BS². If the goal is to prevent killing a process, any malware running at
kernel level (say, a bogus driver), is free to do anything, any time, any
way it wants, and all the efforts in the world to “protect” the resource
will be rendered inoperative. So using ACLs is just a way to prevent the
ordinary, non-privileged user from screwing the process. An administrator
has the rights to kill a process because that is the role of
administrators: to fix things that are broken. If you “fix” it so the
admin cannot protect the system by removing a process, you only cause
inconvenience. The admin will boot in safe mode, which means that
start-after-boot processes will not start. The admin will then locate the
executable file, and delete it, then reboot the system. The
only-slightly-above-average 12-year-old can figure this out. So all
you’ve done is piss off the administrator, and get your process removed,
and lose all future sales. Plus lose sales to anyone he talks to, or who
reads his blog, etc.
Oh, note, I’ve had to do this. That’s why I know how to do it. It was a
poorly-written piece of malware on a client’s machine. It took me
practically zero time to figure out how to do it. Once I removed it, one
of the minions was sent around to fix each of the couple dozen machines
are the local network. And the product vendor was blacklisted (yes, it
was a product, which felt that to do its work, it had to hook system
calls. It interfered with proper operation of the system. That made it
malware).
joe
BS. From a driver, you can control what other drivers are loaded (see
also
win8 ELAM) and you should then be able to protect arbitrary resources from
even admin users. Yes this is creating a sort of after the fact security
barrier between kernel and user-mode admin, but its the security barrier
that the hardware is setup to enforce, so no reason it can’t be done. The
general design of windows makes this difficult to do of course in some of
the finer details, especially if you care about user-experience and
application compatibility, but there is no reason you need to abandon the
very thought.
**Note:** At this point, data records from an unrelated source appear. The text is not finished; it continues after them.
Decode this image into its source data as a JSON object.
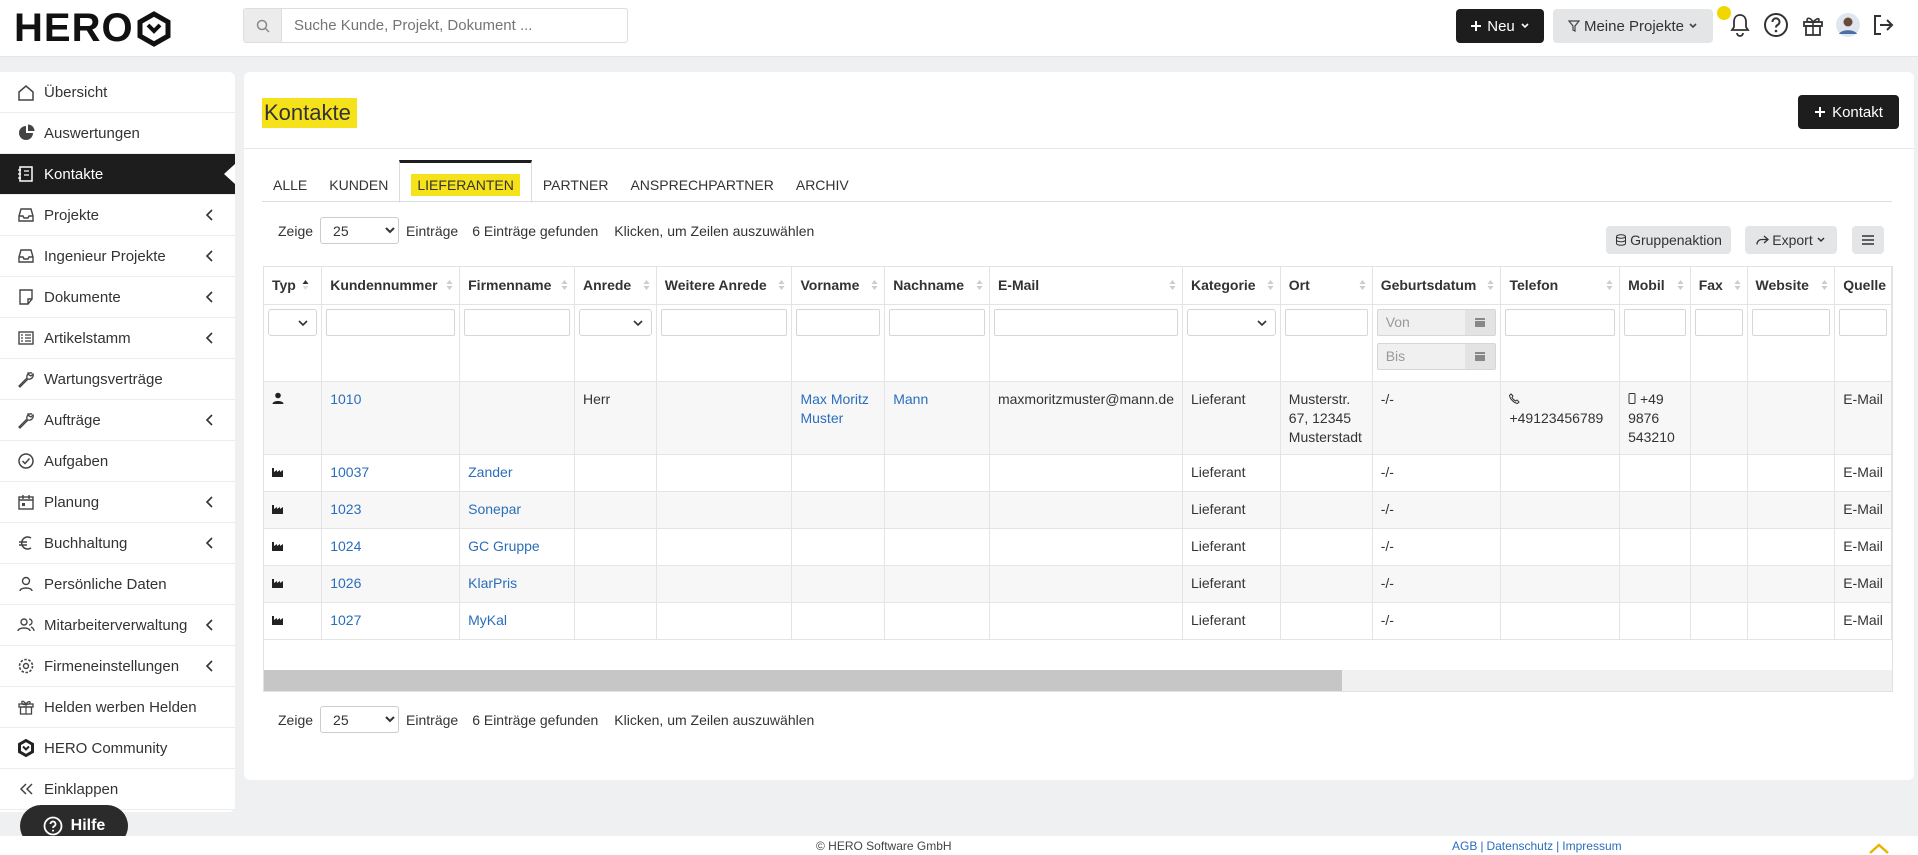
{
  "app": {
    "logo_text": "HERO",
    "search_placeholder": "Suche Kunde, Projekt, Dokument ...",
    "new_button": "Neu",
    "projects_filter": "Meine Projekte"
  },
  "sidebar": {
    "items": [
      {
        "label": "Übersicht",
        "icon": "home-icon",
        "submenu": false
      },
      {
        "label": "Auswertungen",
        "icon": "pie-chart-icon",
        "submenu": false
      },
      {
        "label": "Kontakte",
        "icon": "address-book-icon",
        "submenu": false,
        "active": true
      },
      {
        "label": "Projekte",
        "icon": "inbox-icon",
        "submenu": true
      },
      {
        "label": "Ingenieur Projekte",
        "icon": "inbox-icon",
        "submenu": true
      },
      {
        "label": "Dokumente",
        "icon": "note-icon",
        "submenu": true
      },
      {
        "label": "Artikelstamm",
        "icon": "list-icon",
        "submenu": true
      },
      {
        "label": "Wartungsverträge",
        "icon": "wrench-icon",
        "submenu": false
      },
      {
        "label": "Aufträge",
        "icon": "wrench-icon",
        "submenu": true
      },
      {
        "label": "Aufgaben",
        "icon": "check-circle-icon",
        "submenu": false
      },
      {
        "label": "Planung",
        "icon": "calendar-icon",
        "submenu": true
      },
      {
        "label": "Buchhaltung",
        "icon": "euro-icon",
        "submenu": true
      },
      {
        "label": "Persönliche Daten",
        "icon": "user-icon",
        "submenu": false
      },
      {
        "label": "Mitarbeiterverwaltung",
        "icon": "users-icon",
        "submenu": true
      },
      {
        "label": "Firmeneinstellungen",
        "icon": "gear-icon",
        "submenu": true
      },
      {
        "label": "Helden werben Helden",
        "icon": "gift-icon",
        "submenu": false
      },
      {
        "label": "HERO Community",
        "icon": "hero-community-icon",
        "submenu": false
      },
      {
        "label": "Einklappen",
        "icon": "collapse-icon",
        "submenu": false
      }
    ],
    "help_button": "Hilfe"
  },
  "main": {
    "title": "Kontakte",
    "add_button": "Kontakt",
    "tabs": [
      "ALLE",
      "KUNDEN",
      "LIEFERANTEN",
      "PARTNER",
      "ANSPRECHPARTNER",
      "ARCHIV"
    ],
    "active_tab": "LIEFERANTEN",
    "controls": {
      "show_label": "Zeige",
      "page_size": "25",
      "entries_label": "Einträge",
      "found_text": "6 Einträge gefunden",
      "click_hint": "Klicken, um Zeilen auszuwählen"
    },
    "group_action": "Gruppenaktion",
    "export": "Export"
  },
  "table": {
    "columns": [
      "Typ",
      "Kundennummer",
      "Firmenname",
      "Anrede",
      "Weitere Anrede",
      "Vorname",
      "Nachname",
      "E-Mail",
      "Kategorie",
      "Ort",
      "Geburtsdatum",
      "Telefon",
      "Mobil",
      "Fax",
      "Website",
      "Quelle"
    ],
    "date_from": "Von",
    "date_to": "Bis",
    "rows": [
      {
        "typ": "person-icon",
        "nr": "1010",
        "firma": "",
        "anrede": "Herr",
        "weitere": "",
        "vorname": "Max Moritz Muster",
        "nachname": "Mann",
        "email": "maxmoritzmuster@mann.de",
        "kategorie": "Lieferant",
        "ort": "Musterstr. 67, 12345 Musterstadt",
        "geburt": "-/-",
        "telefon": "+49123456789",
        "mobil": "+49 9876 543210",
        "fax": "",
        "website": "",
        "quelle": "E-Mail"
      },
      {
        "typ": "factory-icon",
        "nr": "10037",
        "firma": "Zander",
        "anrede": "",
        "weitere": "",
        "vorname": "",
        "nachname": "",
        "email": "",
        "kategorie": "Lieferant",
        "ort": "",
        "geburt": "-/-",
        "telefon": "",
        "mobil": "",
        "fax": "",
        "website": "",
        "quelle": "E-Mail"
      },
      {
        "typ": "factory-icon",
        "nr": "1023",
        "firma": "Sonepar",
        "anrede": "",
        "weitere": "",
        "vorname": "",
        "nachname": "",
        "email": "",
        "kategorie": "Lieferant",
        "ort": "",
        "geburt": "-/-",
        "telefon": "",
        "mobil": "",
        "fax": "",
        "website": "",
        "quelle": "E-Mail"
      },
      {
        "typ": "factory-icon",
        "nr": "1024",
        "firma": "GC Gruppe",
        "anrede": "",
        "weitere": "",
        "vorname": "",
        "nachname": "",
        "email": "",
        "kategorie": "Lieferant",
        "ort": "",
        "geburt": "-/-",
        "telefon": "",
        "mobil": "",
        "fax": "",
        "website": "",
        "quelle": "E-Mail"
      },
      {
        "typ": "factory-icon",
        "nr": "1026",
        "firma": "KlarPris",
        "anrede": "",
        "weitere": "",
        "vorname": "",
        "nachname": "",
        "email": "",
        "kategorie": "Lieferant",
        "ort": "",
        "geburt": "-/-",
        "telefon": "",
        "mobil": "",
        "fax": "",
        "website": "",
        "quelle": "E-Mail"
      },
      {
        "typ": "factory-icon",
        "nr": "1027",
        "firma": "MyKal",
        "anrede": "",
        "weitere": "",
        "vorname": "",
        "nachname": "",
        "email": "",
        "kategorie": "Lieferant",
        "ort": "",
        "geburt": "-/-",
        "telefon": "",
        "mobil": "",
        "fax": "",
        "website": "",
        "quelle": "E-Mail"
      }
    ]
  },
  "footer": {
    "copyright": "© HERO Software GmbH",
    "links": [
      "AGB",
      "Datenschutz",
      "Impressum"
    ]
  },
  "colors": {
    "accent_yellow": "#f5e21a",
    "dark": "#1d1d1d",
    "link": "#2a6ebb"
  }
}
All that said, the original op should know better than to
ask
such a question here, especially given his corporate affiliation.
t.
On Wed, Sep 12, 2012 at 4:13 PM, wrote:
>
>> If you have processes that should not be killed by an user, start them
>> as
>> a LocalService account, and put appropriate ACL on the service.
>>
>> Remember, you cannot ptotect your system against an user with
>> Administrative privileges. Abandon the very thought of that.